In 2007, during the investigation of then-Rep. William Jefferson (D-LA), the Court of Appeals for the D.C. Circuit ruled that when the FBI searched his Washington office, they violated the “speech or debate” clause. The three judges stated that agents of the executive branch cannot view privileged legislative materials (i.e. files, emails, etc.) without the legislator’s permission. When the FBI appealed the decision, the Supreme Court declined to hear the case, and the lower court’s decision stood. The Justice Department warned that the decision would undermine corruption probes of Congress by limiting the ability of federal law enforcement to search for evidence and use wiretaps. They also said that they might be forced to give lawmakers notice before searching their homes, vehicles or briefcases.
Although the “speech or debate” decision did not protect Jefferson in the long run (enough other evidence was gathered to convict him), it has been cited in several corruption cases since then. It was used to kill or hamper investigations of Rep. Tom Feeney (R-FL), Rep. John Doolittle (R-CA), Rep. Rick Renzi (R-AZ), and Rep. Peter Visclosky (D-IN). Both Feeney and Doolittle were involved in the Jack Abramoff scandal.

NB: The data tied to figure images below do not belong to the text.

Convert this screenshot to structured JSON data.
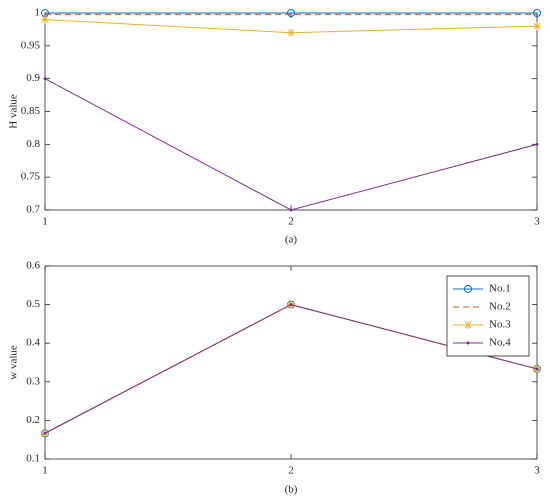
{
  "chart_data": [
    {
      "type": "line",
      "caption": "(a)",
      "y_label": "H value",
      "x": [
        1,
        2,
        3
      ],
      "xlim": [
        1,
        3
      ],
      "xticks": [
        1,
        2,
        3
      ],
      "ylim": [
        0.7,
        1
      ],
      "yticks": [
        0.7,
        0.75,
        0.8,
        0.85,
        0.9,
        0.95,
        1
      ],
      "series": [
        {
          "name": "No.1",
          "color": "#0072bd",
          "marker": "circle",
          "dash": false,
          "values": [
            1,
            1,
            1
          ]
        },
        {
          "name": "No.2",
          "color": "#d95319",
          "marker": "none",
          "dash": true,
          "values": [
            0.998,
            0.998,
            0.998
          ]
        },
        {
          "name": "No.3",
          "color": "#edb120",
          "marker": "star",
          "dash": false,
          "values": [
            0.99,
            0.97,
            0.98
          ]
        },
        {
          "name": "No.4",
          "color": "#7e2f8e",
          "marker": "dot",
          "dash": false,
          "values": [
            0.9,
            0.7,
            0.8
          ]
        }
      ]
    },
    {
      "type": "line",
      "caption": "(b)",
      "y_label": "w value",
      "legend": "northeast",
      "x": [
        1,
        2,
        3
      ],
      "xlim": [
        1,
        3
      ],
      "xticks": [
        1,
        2,
        3
      ],
      "ylim": [
        0.1,
        0.6
      ],
      "yticks": [
        0.1,
        0.2,
        0.3,
        0.4,
        0.5,
        0.6
      ],
      "series": [
        {
          "name": "No.1",
          "color": "#0072bd",
          "marker": "circle",
          "dash": false,
          "values": [
            0.1667,
            0.5,
            0.3333
          ]
        },
        {
          "name": "No.2",
          "color": "#d95319",
          "marker": "none",
          "dash": true,
          "values": [
            0.1667,
            0.5,
            0.3333
          ]
        },
        {
          "name": "No.3",
          "color": "#edb120",
          "marker": "star",
          "dash": false,
          "values": [
            0.1667,
            0.5,
            0.3333
          ]
        },
        {
          "name": "No.4",
          "color": "#7e2f8e",
          "marker": "dot",
          "dash": false,
          "values": [
            0.1667,
            0.5,
            0.3333
          ]
        }
      ]
    }
  ]
}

Because of the “speech or debate” decision, the D. C. Circuit Court threw out evidence from Feeney’s statements to the House Ethics Committee and the investigation was dropped. Doolittle challenged a subpoena of records and a search of his home also based on that “speech or debate” decision. Doolittle left Congress, the investigation was dropped, and he became a lobbyist. Visclosky refused to hand over documents citing “speech or debate” concerns. Renzi also cited “speech or debate” concerns when arguing that the government violated his rights by interviewing his staffers without his consent, wiretapping his cell phone, and procuring documents that staffers took from his office. Renzi was the only one of the four who was tried and convicted.
In 2006, when Rep. Jerry Lewis (R-CA) was Chairman of the House Appropriations Committee, the House general counsel’s office used the “speech or debate” clause to challenge a subpoena of a House staff member in a probe of a lobbying firm’s ties to Lewis. In 2013, because of the court’s ruling on the “speech or debate” clause, investigators looking into allegations of child pornography against the chief of staff for Senator Lamar Alexander (R-TN) had to allow the senator the opportunity to claim legislative privilege over the material in his chief of staff’s Senate-owned devices. Senator Lamar declined to do so and released the material to law enforcement.
Leaders of the House of Representatives have been criticized by watchdog groups because of their stance on the “speech or debate” clause. In reference to a House brief in the Renzi case, Melanie Sloan, executive director of Citizens for Responsibility and Ethics in Washington, said that House leaders are “basically saying that if you are a member of Congress, you cannot be wiretapped under any circumstances.”
We don’t really know how much of what most Americans would call “political corruption” is actually taking place in Congress. Because the Supreme Court has continued to reaffirm its ruling that the government has an interest only in preventing direct quid pro quo or its appearance, it makes it harder to pass campaign finance laws that would make it easier to prevent potential corruption and still pass Supreme Court muster. When you tack on the protection of the “speech or debate” clause, it is easy to see why it may be even harder to prosecute and convict members of Congress of corruption.